In 1903 during a visit to France, Franz Marc was introduced to Japanese woodcuts and the work of the Impressionists in Paris. After suffering through three years of depression, Marc traveled again to Paris in 1907, where he responded enthusiastically to the work of Paul Gauguin, Vincent van Gogh, the Cubists, and the Expressionists. He was also impressed by the 1910 Henri Matisse exhibition he viewed in Munich.
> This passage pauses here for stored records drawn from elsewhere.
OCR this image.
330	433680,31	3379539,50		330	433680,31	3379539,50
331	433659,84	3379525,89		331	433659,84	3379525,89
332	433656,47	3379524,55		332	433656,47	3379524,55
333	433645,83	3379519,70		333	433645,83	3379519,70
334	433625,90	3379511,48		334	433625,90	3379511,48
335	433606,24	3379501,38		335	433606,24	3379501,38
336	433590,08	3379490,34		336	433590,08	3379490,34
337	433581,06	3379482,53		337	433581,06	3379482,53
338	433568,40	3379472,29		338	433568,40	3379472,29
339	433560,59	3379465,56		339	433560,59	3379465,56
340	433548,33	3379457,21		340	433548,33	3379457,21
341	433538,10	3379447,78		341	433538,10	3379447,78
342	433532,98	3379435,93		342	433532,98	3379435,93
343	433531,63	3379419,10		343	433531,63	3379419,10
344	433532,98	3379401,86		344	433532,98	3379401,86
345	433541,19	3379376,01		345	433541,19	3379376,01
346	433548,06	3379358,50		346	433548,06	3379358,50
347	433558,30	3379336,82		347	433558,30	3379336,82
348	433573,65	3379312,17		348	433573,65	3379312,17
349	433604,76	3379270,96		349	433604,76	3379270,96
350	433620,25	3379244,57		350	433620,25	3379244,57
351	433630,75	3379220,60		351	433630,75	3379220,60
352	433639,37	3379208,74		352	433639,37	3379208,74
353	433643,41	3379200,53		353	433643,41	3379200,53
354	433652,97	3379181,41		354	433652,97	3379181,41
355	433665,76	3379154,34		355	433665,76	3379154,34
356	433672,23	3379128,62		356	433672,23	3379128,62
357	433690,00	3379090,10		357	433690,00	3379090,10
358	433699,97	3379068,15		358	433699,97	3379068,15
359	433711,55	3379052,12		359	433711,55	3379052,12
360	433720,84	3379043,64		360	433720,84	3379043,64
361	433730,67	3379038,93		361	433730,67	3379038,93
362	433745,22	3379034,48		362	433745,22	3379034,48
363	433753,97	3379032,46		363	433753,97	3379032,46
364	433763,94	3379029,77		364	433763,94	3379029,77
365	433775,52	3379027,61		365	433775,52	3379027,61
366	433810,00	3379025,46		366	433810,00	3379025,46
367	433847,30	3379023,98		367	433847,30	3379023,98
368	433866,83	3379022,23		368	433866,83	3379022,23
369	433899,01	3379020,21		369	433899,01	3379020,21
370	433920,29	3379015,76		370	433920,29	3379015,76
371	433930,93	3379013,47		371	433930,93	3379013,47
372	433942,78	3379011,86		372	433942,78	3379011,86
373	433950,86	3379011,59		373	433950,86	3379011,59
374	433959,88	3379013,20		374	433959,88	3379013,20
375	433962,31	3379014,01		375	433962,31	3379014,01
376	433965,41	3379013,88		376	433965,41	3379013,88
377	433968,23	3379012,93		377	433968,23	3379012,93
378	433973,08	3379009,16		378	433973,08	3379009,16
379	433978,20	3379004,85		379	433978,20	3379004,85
In 1910 Marc’s first solo show was held at Kunsthandlung Brackl in Munich. At that time he met expressionist painter August Macke and the collector Bernhard Koehler. Marc was formally welcomed into the Neue Künstlervereinigung München (NKVM) early in 1911, when he met Vasily Kandinsky. After internal dissension split the NKVM, Marc and Kandinsky formed ‘Der Blaue Reiter’ (The Blue Rider) whose first exhibition took place in December 1911 at Heinrich Thannhauser’s Moderne Galerie in Munich.
Marc invited members of the Berlin Brücke group to participate in the second ‘Der Blaue Reiter ‘ show two months later at the Galerie Hans Goltz in Munich. When First World War broke out in August 1914, Marc immediately enlisted: during the war, he produced his “Sketchbook from the Field”, a collection of thirty-six small pencil drawings. Just a few months later, Franz Marc died on March 4, 1916, in Braquis, near Verdun-sur-Meuse, France.
Franz Marc’s “Playing Dogs” was painted in 1912 when he was thirty-two years of age. This painting is an example of Franz Marc’s use of color and his move towards Cubism. A meeting with the artist Robert Delaunay that year had inspired Marc about the use of color in his work. He used bold colors in this painting such as blue, green, red and yellow throughout the background, coloring the playing dogs in contrast to accentuate them.